A warning to those of you looking forward to celebrating 4/20 in style this year: Your weed might not be as potent as advertised. In a new study this week, scientists found that cannabis products bought from legal dispensaries in Colorado were often much lower in THC levels than their labels indicated.
THC, or Delta-9-tetrahydrocannabinol, is the ingredient in cannabis primarily responsible for the high we get from taking it. Studies have found that the reported potency of THC in recreational cannabis has steadily increased over the past few decades. Yet there’s also been concern that companies have been overinflating the THC levels of their product in hopes of boosting their popularity and price. One common method of this is known as “lab shopping,” where companies will send their merchandise to several labs for analysis and only pick out the most flattering results to use on their label. People have started to accuse specific companies of these practices, even filing lawsuits against some. But there hasn’t been too much data on how systemic a problem this might be across the industry.
This new study, published Wednesday in PLOS-One, was conducted by researchers at the University of Northern Colorado and elsewhere. They bought 23 samples meant to represent 12 cannabis strains from 10 dispensaries across the state. Then they had a third-party lab test the samples.
Overall, the samples were found to be significantly lower in THC than was claimed on the label. About 70% of the samples tested THC levels that were over 15% lower than claimed, with three samples having half as little THC as the maximum potency they were claimed to have.
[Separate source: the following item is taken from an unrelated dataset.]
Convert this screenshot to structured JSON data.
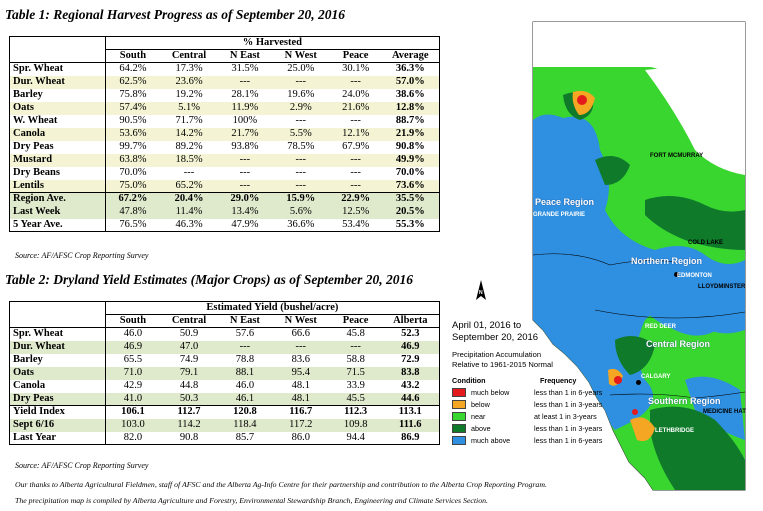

About 60% of samples reported a range in THC potency on their label, rather than a single number, but these samples often still appeared to be mislabeled as well.
“Our results clearly demonstrate that retail cannabis flower THC potency is significantly inflated in samples purchased in Colorado. Given the numerous recent reports and lawsuits questioning THC potency reporting, it is likely that this is an industry-wide problem,” the authors wrote.
Higher THC strains of cannabis are thought to pose a higher risk of serious but rare side effects, such as panic attacks. So on the one hand, people taking cannabis today might be safer than we thought. On the other hand, systemic mislabeling undermines the very concept of regulation. And since cannabis prices depend heavily on reported THC potency, customers are possibly getting routinely overcharged.
This is only a single, relatively small study of dispensaries in one state. And many of the authors have disclosed that they’re financially involved in the cannabis industry, with two being employees of the third-party lab that conducted the testing in the study. The authors say that none of their employers had any role in the research, outside of providing some of them a salary, and potential conflicts of interest on their own do not invalidate the results of a study. But these caveats do emphasize the need for more research from other teams to confirm the findings and to better understand the scope of this potentially widespread issue in the industry.
“Although we have no power to change the current system, we hope highlighting this issue and educating consumers will affect the change needed to remedy the inflated potency of flower products,” the authors wrote. “Addressing this discrepancy will require both changes to the regulatory system and consumer awareness that reported THC potencies are frequently inflated.”